Will Run H2O on local desktop will speed up calculation?


I just start to learn H2O. I am confused about if i run H2O at home just for leaning purpose. When I simply run "h2o.init()" then start data clean or modeling using H2O. Will it speed up the calculation speed for big data? Is it automatically connect to some H2O cluster online? Where is the H2O cluster located?


Solution

  • When you run h2o.init() (i.e. with no arguments) it will start a "cluster", on that same machine. By default it will be given about a quarter of your machine's memory, and can use either all threads or two threads (the latter is if using R and you installed it from CRAN). You will find Flow listening on http://127.0.0.1:54321/

    If you already have an H2O cluster running on another machine (whether on your LAN or a distant cloud server), give the address to h2o.init() to have it connect to that instead of starting anything locally.

    Run help(h2o.init) (on Python) or ?h2o.init (on R) to see all the available options.

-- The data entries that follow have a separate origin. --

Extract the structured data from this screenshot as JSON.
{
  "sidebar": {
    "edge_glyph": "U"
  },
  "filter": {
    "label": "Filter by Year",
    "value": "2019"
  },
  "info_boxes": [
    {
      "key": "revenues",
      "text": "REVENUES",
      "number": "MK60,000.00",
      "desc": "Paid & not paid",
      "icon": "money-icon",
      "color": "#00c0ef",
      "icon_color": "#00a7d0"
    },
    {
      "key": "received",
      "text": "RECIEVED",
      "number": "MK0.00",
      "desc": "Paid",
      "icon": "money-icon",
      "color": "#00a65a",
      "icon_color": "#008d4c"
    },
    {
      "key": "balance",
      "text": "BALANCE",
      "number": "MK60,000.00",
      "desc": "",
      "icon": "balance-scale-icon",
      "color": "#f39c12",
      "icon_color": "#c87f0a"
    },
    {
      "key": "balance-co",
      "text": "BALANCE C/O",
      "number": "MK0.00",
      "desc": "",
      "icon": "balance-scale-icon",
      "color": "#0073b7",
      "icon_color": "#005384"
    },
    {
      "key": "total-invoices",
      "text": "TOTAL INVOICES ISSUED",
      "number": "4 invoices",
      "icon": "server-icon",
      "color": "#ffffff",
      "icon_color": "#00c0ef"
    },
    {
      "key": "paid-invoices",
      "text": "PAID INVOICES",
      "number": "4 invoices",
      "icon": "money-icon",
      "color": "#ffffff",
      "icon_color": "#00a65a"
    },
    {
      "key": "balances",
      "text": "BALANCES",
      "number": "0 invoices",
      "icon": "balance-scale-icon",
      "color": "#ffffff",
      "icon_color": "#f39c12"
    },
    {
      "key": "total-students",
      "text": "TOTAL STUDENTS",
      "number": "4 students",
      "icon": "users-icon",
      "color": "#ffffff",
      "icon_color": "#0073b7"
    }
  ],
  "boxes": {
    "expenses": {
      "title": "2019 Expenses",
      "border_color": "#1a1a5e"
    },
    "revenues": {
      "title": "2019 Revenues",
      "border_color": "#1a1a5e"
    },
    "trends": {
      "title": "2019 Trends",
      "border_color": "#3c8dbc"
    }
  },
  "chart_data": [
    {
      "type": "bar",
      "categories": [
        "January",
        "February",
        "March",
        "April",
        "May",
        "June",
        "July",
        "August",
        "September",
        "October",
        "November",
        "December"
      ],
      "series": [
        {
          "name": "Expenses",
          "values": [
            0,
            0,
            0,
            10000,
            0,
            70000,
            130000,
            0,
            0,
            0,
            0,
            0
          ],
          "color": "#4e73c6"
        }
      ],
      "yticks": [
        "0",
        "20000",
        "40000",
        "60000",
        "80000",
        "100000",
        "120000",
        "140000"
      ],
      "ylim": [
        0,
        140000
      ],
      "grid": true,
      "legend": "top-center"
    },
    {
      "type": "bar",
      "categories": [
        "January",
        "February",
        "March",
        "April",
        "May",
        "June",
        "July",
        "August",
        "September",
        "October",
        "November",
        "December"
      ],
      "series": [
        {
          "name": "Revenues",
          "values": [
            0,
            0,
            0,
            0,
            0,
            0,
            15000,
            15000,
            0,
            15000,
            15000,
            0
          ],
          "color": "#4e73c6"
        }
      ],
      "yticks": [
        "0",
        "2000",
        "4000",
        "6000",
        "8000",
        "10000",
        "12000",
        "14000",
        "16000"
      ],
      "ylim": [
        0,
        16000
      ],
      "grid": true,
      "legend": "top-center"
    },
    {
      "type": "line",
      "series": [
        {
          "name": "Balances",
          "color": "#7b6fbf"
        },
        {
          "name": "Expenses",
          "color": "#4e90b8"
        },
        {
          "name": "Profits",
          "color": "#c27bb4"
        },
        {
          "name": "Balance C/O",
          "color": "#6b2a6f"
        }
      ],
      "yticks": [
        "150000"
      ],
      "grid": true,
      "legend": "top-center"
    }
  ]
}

    NOTE: H2O is a client/server architecture, but the server (also called the "cluster", even if you only have one machine) is where all the action takes place, and where the data and models are kept, and the client is relatively thin. Responding to one of the comments, if you are comparing H2O running localhost to a library like scikit-learn, there is not much difference (in available compute power). The advantage of H2O is that you can easily and transparently add more machines over a LAN, to increase available memory and (to some extent) compute power; and having clients in languages other than R. The disadvantages are mainly around having to remember the server is where your data is kept; e.g. with large data sets use the functions to load it directly into your server, because keeping a copy in the client is just wasting memory.